New York-based OPAL Fuels built and operates the facility, while Republic Services, an Arizona-based company that owns Pine Bend Sanitary Landfill, leases out the land and supplies the biogas. The end product — renewable natural gas — then goes into Xcel Energy's gas pipeline.

"The fact that we can remove or basically eliminate 44,000 metric tons of carbon through this project … every year is very impactful to the communities where we live and work," said Tyler Kraft, general manager at Republic Services, which is involved in 77 similar projects nationally.

The plant has been operational since August but still is ramping up to reach full capacity, Kraft said.

Pine Bend is the largest open landfill in Minnesota and encompasses 255 acres in the southeast metro. The new site, which cost about $40 million to build, is situated on 100 acres on the western side of the Pine Bend property.

Inver Grove Heights has enthusiastically approved the building of the new plant, said Heather Rand, the city's community development director. The city welcomes clean energy projects like this one, she said, "and the investment and jobs this growing sector provides."

The new site replaces an aging plant at Pine Bend that turned methane into electricity but closed several years ago because it became inefficient.

The process of producing natural gas at the 12,000-square-foot site begins with the collection of biogas, which is about 50% methane and is created by the trash in the landfill. Nitrogen and sulfur are eliminated from the mixture, and the methane is separated from the carbon dioxide. The final product — methane — goes into the pipeline and can be pulled out for use at fueling stations.

"What we wind up with is a near-pure methane product that's virtually, molecularly, identical to fossil methane," said Jonathan Maurer, co-CEO of OPAL Fuels.

The fuel is used by GFL Environmental and Waste Management garbage trucks, Maurer said, as well as UPS trucks.
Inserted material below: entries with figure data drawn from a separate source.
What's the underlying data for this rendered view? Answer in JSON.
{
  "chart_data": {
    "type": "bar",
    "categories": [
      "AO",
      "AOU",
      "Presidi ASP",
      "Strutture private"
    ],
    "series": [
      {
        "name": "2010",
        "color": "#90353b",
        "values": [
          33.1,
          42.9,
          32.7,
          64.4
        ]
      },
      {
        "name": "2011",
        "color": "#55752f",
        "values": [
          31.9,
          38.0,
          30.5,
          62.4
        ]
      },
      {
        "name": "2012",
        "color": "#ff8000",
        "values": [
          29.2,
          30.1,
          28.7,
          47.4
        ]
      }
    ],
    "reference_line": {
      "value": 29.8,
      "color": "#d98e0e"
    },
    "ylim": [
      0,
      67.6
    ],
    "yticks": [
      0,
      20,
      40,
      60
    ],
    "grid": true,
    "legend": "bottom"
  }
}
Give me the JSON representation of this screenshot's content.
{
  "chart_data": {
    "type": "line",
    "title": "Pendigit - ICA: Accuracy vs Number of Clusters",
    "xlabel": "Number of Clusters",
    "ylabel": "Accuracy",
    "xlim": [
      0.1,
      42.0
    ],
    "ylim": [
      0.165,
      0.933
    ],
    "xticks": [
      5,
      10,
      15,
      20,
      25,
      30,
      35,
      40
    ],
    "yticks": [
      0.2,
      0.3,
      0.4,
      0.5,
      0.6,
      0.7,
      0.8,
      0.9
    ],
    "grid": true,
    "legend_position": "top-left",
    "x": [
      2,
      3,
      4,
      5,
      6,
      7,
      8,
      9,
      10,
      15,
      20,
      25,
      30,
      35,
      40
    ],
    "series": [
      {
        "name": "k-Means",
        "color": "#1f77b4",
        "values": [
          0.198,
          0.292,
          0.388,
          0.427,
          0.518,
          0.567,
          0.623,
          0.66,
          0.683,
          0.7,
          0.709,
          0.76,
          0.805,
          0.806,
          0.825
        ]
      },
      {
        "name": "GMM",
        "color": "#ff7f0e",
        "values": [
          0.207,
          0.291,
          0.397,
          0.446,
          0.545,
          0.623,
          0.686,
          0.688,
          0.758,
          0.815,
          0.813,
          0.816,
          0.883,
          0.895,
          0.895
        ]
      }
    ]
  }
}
Renewable natural gas works in large trucks that cannot be powered by electricity because the necessary batteries would weigh too much, he said.

The Inver Grove Heights plant produces enough to permanently convert about 500 heavy-duty trucks — each traveling 300 to 500 miles a day — from diesel fuel to renewable natural gas.

Renewable natural gas is cheaper and cleaner than diesel, Maurer said, and eliminates the sulfur and nitrogen oxide emissions that would have been produced if the methane were burned off as a flare or used in engines.

Maurer said he believes "we're going to see more and more and more" use of renewable natural gas, although only about 1% of heavy-duty trucks use the fuel today.

About 500 million gallons of renewable natural gas is produced annually in the U.S., he said — a drop in the bucket compared to the 40 billion gallons of fuel used by heavy duty trucks each year.

Kraft, the general manager at Republic, said his company is interested in more such projects.

"We want to be sustainable and be good partners in the communities," he said.